Part of an annotated transcript derived from tape recordings of our xx session together.

- What do you do when you're bored, Detective?

- I don't normally get bored.

- You don't?

- No, not really.

- How come?

- My dad used to say that if you were bored, it was your own damned fault. I'm normally smart enough to be able to find something to do with myself.

- So ... what would you do, if you thought you might be in danger of not having anything interesting to do?

- You mean, like, being on suspension from my job?

- Well, yes. OK then. What have you been doing?

- Reading, mainly. It's what I do most of, when I'm not really doing anything else.

- You like to read?

- I like to read.

- What do you like to read?

- I'll read pretty much anything. Absolutely anything.

- Do you have, like, a favourite author as such?

- Nope.

- Or, a genre? A style of writing that you prefer?

- No, can't say as I do.

- Why are you so indiscriminate?

- I'm not. No, see - just because I don't make a distinction between the authors I read, doesn't mean I'm indiscriminate.

- Do you just read books?

- No ..

- What else? Magazines?

- Yeah, periodicals. But I mean, I'll read anything. Cereal packets, comic books, bus timetables, take-out menus, the small print on the back my credit union statement. I'll read the lettering on the outside rim of a coin, or a money-off tag on a pair of shoes in Target. I'll read the ingredients on the side of a tube of toothpaste.

- ... Why?

- Someone, somewhere, has gone to the trouble of writing all that stuff down. I figure it's the least I can do to take the trouble to read it.

- What happens then, if you're reading something you don't like, or you don't understand it, do you still keep reading it?

- Yes. Definitely.

- Why?

- Same reason, I guess. Plus I know that if I put the book down, I'll never understand what was in it, or be able to figure out why it was annoying me. If I keep reading, there's always a chance that I'll begin to understand.

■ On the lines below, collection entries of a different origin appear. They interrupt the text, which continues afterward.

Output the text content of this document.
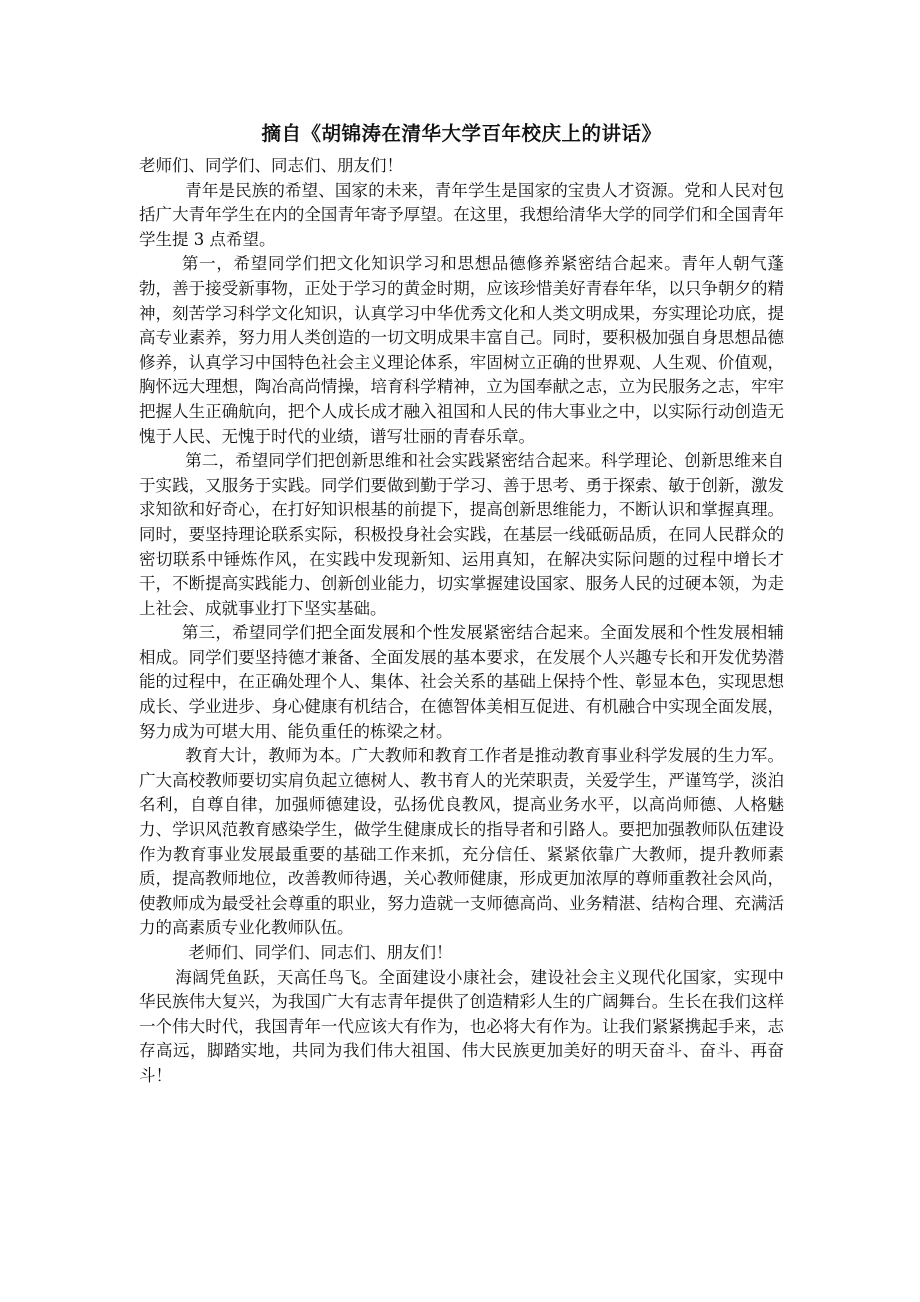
摘自《胡锦涛在清华大学百年校庆上的讲话》

老师们、同学们、同志们、朋友们！

青年是民族的希望、国家的未来，青年学生是国家的宝贵人才资源。党和人民对包括广大青年学生在内的全国青年寄予厚望。在这里，我想给清华大学的同学们和全国青年学生提 3 点希望。

第一，希望同学们把文化知识学习和思想品德修养紧密结合起来。青年人朝气蓬勃，善于接受新事物，正处于学习的黄金时期，应该珍惜美好青春年华，以只争朝夕的精神，刻苦学习科学文化知识，认真学习中华优秀文化和人类文明成果，夯实理论功底，提高专业素养，努力用人类创造的一切文明成果丰富自己。同时，要积极加强自身思想品德修养，认真学习中国特色社会主义理论体系，牢固树立正确的世界观、人生观、价值观，胸怀远大理想，陶冶高尚情操，培育科学精神，立为国奉献之志，立为民服务之志，牢牢把握人生正确航向，把个人成长成才融入祖国和人民的伟大事业之中，以实际行动创造无愧于人民、无愧于时代的业绩，谱写壮丽的青春乐章。

第二，希望同学们把创新思维和社会实践紧密结合起来。科学理论、创新思维来自于实践，又服务于实践。同学们要做到勤于学习、善于思考、勇于探索、敏于创新，激发求知欲和好奇心，在打好知识根基的前提下，提高创新思维能力，不断认识和掌握真理。同时，要坚持理论联系实际，积极投身社会实践，在基层一线砥砺品质，在同人民群众的密切联系中锤炼作风，在实践中发现新知、运用真知，在解决实际问题的过程中增长才干，不断提高实践能力、创新创业能力，切实掌握建设国家、服务人民的过硬本领，为走上社会、成就事业打下坚实基础。

第三，希望同学们把全面发展和个性发展紧密结合起来。全面发展和个性发展相辅相成。同学们要坚持德才兼备、全面发展的基本要求，在发展个人兴趣专长和开发优势潜能的过程中，在正确处理个人、集体、社会关系的基础上保持个性、彰显本色，实现思想成长、学业进步、身心健康有机结合，在德智体美相互促进、有机融合中实现全面发展，努力成为可堪大用、能负重任的栋梁之材。

教育大计，教师为本。广大教师和教育工作者是推动教育事业科学发展的生力军。广大高校教师要切实肩负起立德树人、教书育人的光荣职责，关爱学生，严谨笃学，淡泊名利，自尊自律，加强师德建设，弘扬优良教风，提高业务水平，以高尚师德、人格魅力、学识风范教育感染学生，做学生健康成长的指导者和引路人。要把加强教师队伍建设作为教育事业发展最重要的基础工作来抓，充分信任、紧紧依靠广大教师，提升教师素质，提高教师地位，改善教师待遇，关心教师健康，形成更加浓厚的尊师重教社会风尚，使教师成为最受社会尊重的职业，努力造就一支师德高尚、业务精湛、结构合理、充满活力的高素质专业化教师队伍。

老师们、同学们、同志们、朋友们！

海阔凭鱼跃，天高任鸟飞。全面建设小康社会，建设社会主义现代化国家，实现中华民族伟大复兴，为我国广大有志青年提供了创造精彩人生的广阔舞台。生长在我们这样一个伟大时代，我国青年一代应该大有作为，也必将大有作为。让我们紧紧携起手来，志存高远，脚踏实地，共同为我们伟大祖国、伟大民族更加美好的明天奋斗、奋斗、再奋斗！
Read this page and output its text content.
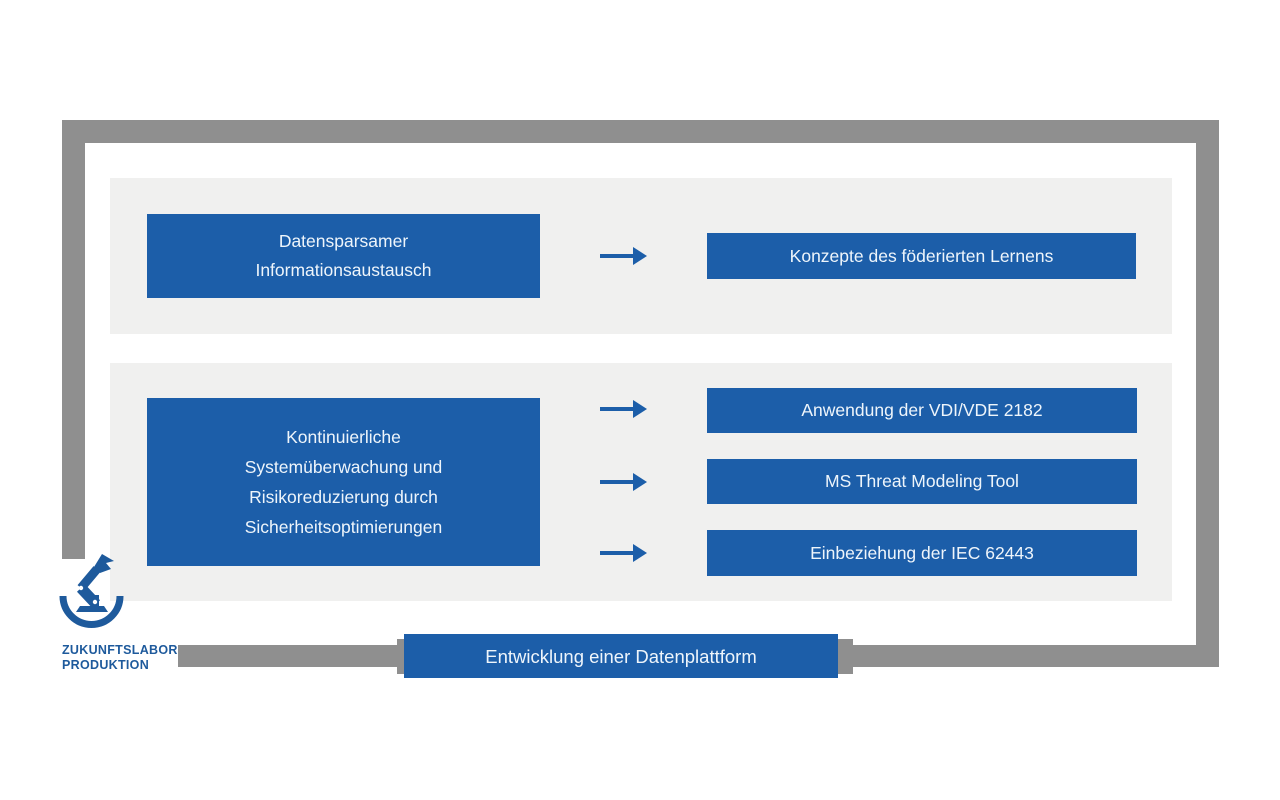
Datensparsamer
Informationsaustausch
Konzepte des föderierten Lernens
Kontinuierliche
Systemüberwachung und
Risikoreduzierung durch
Sicherheitsoptimierungen
Anwendung der VDI/VDE 2182
MS Threat Modeling Tool
Einbeziehung der IEC 62443
Entwicklung einer Datenplattform
ZUKUNFTSLABOR
PRODUKTION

- What else do you like to do, 'sides reading? Do you ever have TIME for anything else?

- Oh, yeah. I eat and I sleep sometimes, too. I like eating out. Italian.

- Your mother was Italian.

- Yeah, but it's more to do with my being a New Yorker than it is to do with her being Italian. She was a lousy cook. Well, no - that's not fair, I guess. I don't mean lousy. Exactly. She was just, you know. Distracted. A lot of the time. Thinking about other things. I used to say I learned how to cook in self-defence. But I'd rather eat out.

- How is your love life?

- How comes Doctors always ask that question?

- Maybe because we believe your answer is pertinent?

- Maybe I think your question is impertinent.

He laughs. And the question is thrown away, just like that. He does this an awful lot.

- I even read the Holy Koran once, to impress a woman. A Moslem woman. Obviously. In Germany.

- You did? All of it?

- All of it.

- And what did you learn from it?

- I learned that religious philosophy is not necessarily the way to a woman's heart. But that a really good, home-cooked lasagne does a much better job of it.

I imagine a much younger version of my client - what, twenty? Twenty five years ago? At the Stem Kasern in Seckenheim, Germany (so it says here, on his notes), and I suspect it wasn't just his culinary skills that impressed.